O militar garante que, além do treinamento e da capacitação dos policiais, a utilização dos taser será acompanhada de perto pela Corregedoria da corporação. “As armas possuem um sistema de auditagem que revela quando e onde foi apertado o gatilho. Em caso de uso indevido, será possível identificar e combatê-lo”, explica. Desde julho do ano passado, o Batalhão Rondas Ostensivas Táticas Motorizadas (Rotam) utiliza os equipamentos. Essa experiência será compartilhada e ajudará no treinamento dos demais militares, de acordo com o coronel Lima.

Autorizados
Atualmente, no DF, o Batalhão de Operações Especiais (Bope), as Rondas Ostensivas Táticas Motorizadas (Rotam) e a Polícia Rodoviária Federal (PRF), além de órgãos como o Tribunal de Justiça do DF e Territórios (TJDFT) e o Senado Federal, utilizam os tasers.
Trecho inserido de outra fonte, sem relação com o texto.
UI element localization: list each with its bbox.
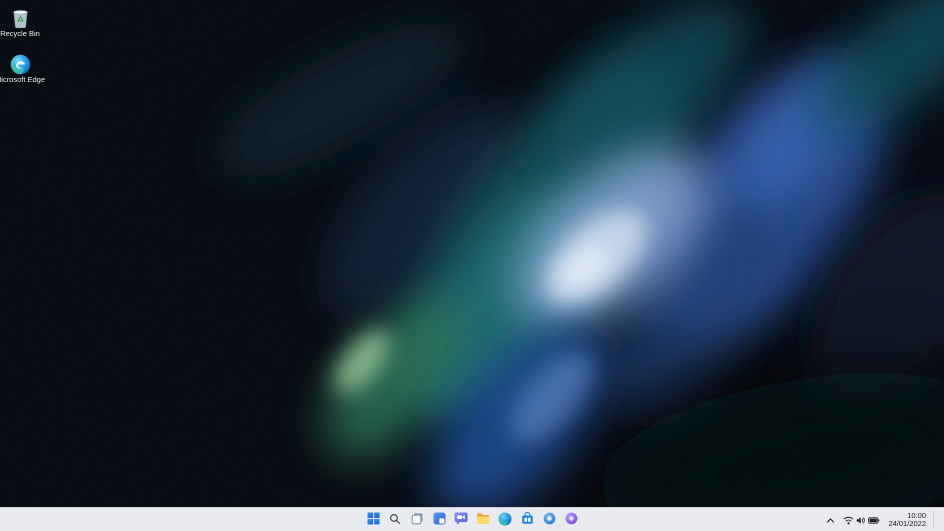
edge-button[interactable]	[495, 510, 515, 530]
file-explorer-button[interactable]	[473, 510, 493, 530]
speaker-icon	[856, 513, 866, 528]
store-bag-icon	[521, 512, 534, 528]
start-button[interactable]	[363, 510, 383, 530]
desktop-icon-label: Microsoft Edge	[0, 76, 45, 84]
show-desktop-button[interactable]	[933, 511, 937, 529]
store-button[interactable]	[517, 510, 537, 530]
desktop-icon-label: Recycle Bin	[0, 30, 40, 38]
pinned-app-blue-button[interactable]	[539, 510, 559, 530]
desktop: Recycle Bin Microsoft Edge	[0, 0, 944, 507]
taskbar: 10:00 24/01/2022	[0, 507, 944, 531]
wifi-icon	[843, 513, 854, 528]
tray-overflow-button[interactable]	[823, 511, 838, 530]
edge-icon	[10, 51, 31, 75]
recycle-bin-icon	[11, 5, 30, 29]
widgets-icon	[433, 512, 446, 528]
desktop-icon-recycle-bin[interactable]: Recycle Bin	[0, 5, 46, 38]
search-button[interactable]	[385, 510, 405, 530]
clock-date: 24/01/2022	[888, 520, 926, 529]
windows-logo-icon	[367, 512, 380, 528]
taskbar-center-icons	[363, 509, 581, 531]
magnifier-icon	[389, 513, 401, 528]
quick-settings-button[interactable]	[840, 511, 883, 530]
chat-button[interactable]	[451, 510, 471, 530]
chevron-up-icon	[826, 513, 835, 528]
taskbar-clock[interactable]: 10:00 24/01/2022	[885, 510, 929, 531]
pinned-app-purple-button[interactable]	[561, 510, 581, 530]
task-view-icon	[411, 512, 424, 528]
folder-icon	[476, 512, 490, 528]
system-tray: 10:00 24/01/2022	[823, 508, 944, 531]
battery-icon	[868, 513, 880, 528]
widgets-button[interactable]	[429, 510, 449, 530]
purple-app-icon	[565, 512, 578, 528]
blue-app-icon	[543, 512, 556, 528]
edge-logo-icon	[498, 512, 512, 529]
chat-bubble-icon	[454, 512, 468, 528]
task-view-button[interactable]	[407, 510, 427, 530]
desktop-icon-microsoft-edge[interactable]: Microsoft Edge	[0, 51, 46, 84]
wallpaper-image	[0, 0, 944, 507]
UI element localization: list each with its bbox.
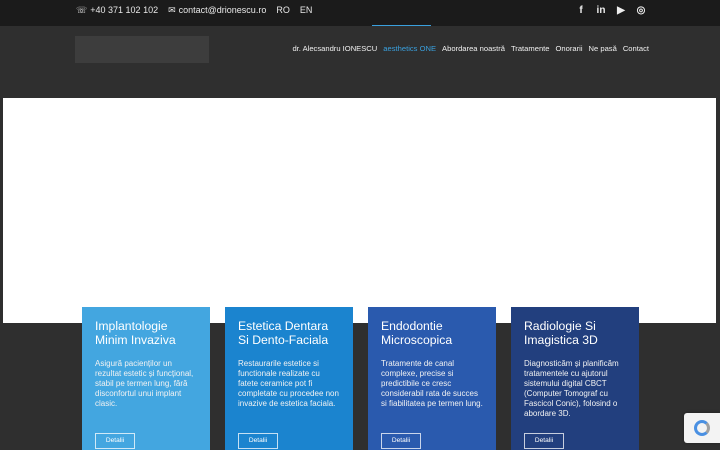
linkedin-icon[interactable]: in — [596, 5, 606, 17]
social-links: f in ▶ ◎ — [576, 5, 646, 17]
site-logo[interactable] — [75, 36, 209, 63]
service-card-estetica: Estetica Dentara Si Dento-Faciala Restau… — [225, 307, 353, 450]
hero-banner — [3, 98, 716, 323]
nav-item-onorarii[interactable]: Onorarii — [556, 44, 583, 54]
service-card-radiologie: Radiologie Si Imagistica 3D Diagnosticăm… — [511, 307, 639, 450]
service-cards: Implantologie Minim Invaziva Asigură pac… — [82, 307, 639, 450]
main-menu: dr. Alecsandru IONESCU aesthetics ONE Ab… — [292, 44, 649, 54]
email-icon: ✉ — [168, 5, 176, 15]
nav-item-ne-pasa[interactable]: Ne pasă — [589, 44, 617, 54]
details-button[interactable]: Detalii — [238, 433, 278, 449]
card-text: Diagnosticăm și planificăm tratamentele … — [524, 359, 619, 418]
nav-item-abordarea-noastra[interactable]: Abordarea noastră — [442, 44, 505, 54]
contact-info: ☏ +40 371 102 102 ✉ contact@drionescu.ro… — [76, 4, 312, 16]
youtube-icon[interactable]: ▶ — [616, 5, 626, 17]
recaptcha-icon — [694, 420, 710, 436]
language-en[interactable]: EN — [300, 4, 313, 16]
nav-item-tratamente[interactable]: Tratamente — [511, 44, 550, 54]
phone-link[interactable]: ☏ +40 371 102 102 — [76, 4, 158, 16]
details-button[interactable]: Detalii — [381, 433, 421, 449]
card-text: Tratamente de canal complexe, precise si… — [381, 359, 483, 408]
nav-item-contact[interactable]: Contact — [623, 44, 649, 54]
facebook-icon[interactable]: f — [576, 5, 586, 17]
email-link[interactable]: ✉ contact@drionescu.ro — [168, 4, 266, 16]
recaptcha-badge[interactable] — [684, 413, 720, 443]
card-text: Restaurarile estetice si functionale rea… — [238, 359, 339, 408]
card-title: Estetica Dentara Si Dento-Faciala — [238, 319, 329, 347]
service-card-endodontie: Endodontie Microscopica Tratamente de ca… — [368, 307, 496, 450]
phone-number: +40 371 102 102 — [90, 5, 159, 15]
top-bar: ☏ +40 371 102 102 ✉ contact@drionescu.ro… — [0, 0, 720, 26]
nav-item-aesthetics-one[interactable]: aesthetics ONE — [383, 44, 436, 54]
card-title: Endodontie Microscopica — [381, 319, 453, 347]
nav-item-dr-ionescu[interactable]: dr. Alecsandru IONESCU — [292, 44, 377, 54]
language-ro[interactable]: RO — [276, 4, 290, 16]
phone-icon: ☏ — [76, 5, 88, 15]
service-card-implantologie: Implantologie Minim Invaziva Asigură pac… — [82, 307, 210, 450]
card-text: Asigură pacienților un rezultat estetic … — [95, 359, 194, 408]
details-button[interactable]: Detalii — [95, 433, 135, 449]
card-title: Implantologie Minim Invaziva — [95, 319, 176, 347]
email-address: contact@drionescu.ro — [178, 5, 267, 15]
details-button[interactable]: Detalii — [524, 433, 564, 449]
instagram-icon[interactable]: ◎ — [636, 5, 646, 17]
main-navbar: dr. Alecsandru IONESCU aesthetics ONE Ab… — [0, 26, 720, 98]
card-title: Radiologie Si Imagistica 3D — [524, 319, 598, 347]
Quem autoriza e fiscaliza o uso desses equipamentos é a Polícia Federal.

Recuo governamental
Em 2009, durante o governo tampão de Rogério Rosso, o Departamento de Trânsito (Detran) comprou 220 pistolas elétricas. O objetivo era usar o equipamento nas operações especiais, como as blitzes. O argumento do Detran era de que o equipamento poderia conter condutores alterados, principalmente os embriagados, que se recusam a obedecer às ordens dos fiscais do órgão. Em 2011, o GDF treinou 200 agentes de trânsito para o uso das pistolas. A iniciativa provocou polêmica e motivou reações das instituições de defesa dos direitos humanos. O Ministério Público do DF e Territórios e a seccional da Ordem dos Advogados do Brasil (OAB-DF) se manifestaram com veemência contra a utilização dos tasers. Diante da repercussão negativa, o Executivo local recuou e suspendeu o uso das armas por agentes do Detran. Os equipamentos, que custaram R$ 335 mil aos cofres públicos, ficaram encaixotados até julho do ano passado. A Secretaria de Segurança Pública criou um grupo para discutir a destinação dos equipamentos e decidiu repassá-los à Polícia Militar.

CARA A CARA

Arthur Trindade, é professor adjunto da Universidade de Brasília e suas principais áreas de pesquisa são violência, violência policial, segurança pública, democracia e cidadania. É coordenador do Núcleo de Estudos sobre Violência e Segurança (Nevis) da UnB

“É uma iniciativa importante, mas que precisa ser acompanhada de treinamento adequado para não causar transtornos. O trabalho dos policiais com a nova tecnologia deve ser monitorado para evitar o uso indevido e os abusos. Só comprar a arma de choque não basta. Sem treinamento adequado, o policial pode, por exemplo, usá-la em situações em que o diálogo e outras atitudes não agressivas resolveriam. A utilização de uma nova tecnologia gera desconfiança e insegurança à população, ainda mais com as notícias sobre mortes e abusos com o uso do taser em outros estados e países. É importante normas claras e que a polícia as cumpra à risca. As iniciativas que visam diminuir o uso da força policial são importantes.”

Marcelle Figueira, é coordenadora do curso de graduação tecnológica em segurança e ordem pública da Universidade Católica de Brasília e foi coordenadora de Análise Criminal na Secretaria Nacional de Segurança Pública do Ministério da Justiça

“O investimento em armas não letais é uma iniciativa a ser aplaudida. A implantação da tecnologia é extremamente positiva. Ela cria a possibilidade de a polícia agir sem usar as armas de fogo, que causam danos muito mais sérios. É um recurso anterior, menos violento e capaz de cessar uma ação criminosa sem vítimas.  Alguém atingido por uma taser tem muito mais chances de sobreviver do que alguém atingido por uma de calibre .40. As armas de choque não são novidades.Exemplos de outros países, estados e até aqui do Distrito Federal podem ser usados na capacitação dos policiais. O treinamento é importante. Mas não acredito que por portar uma arma menos letal os policiais vão usá-la sem controle e em situações inadequadas.”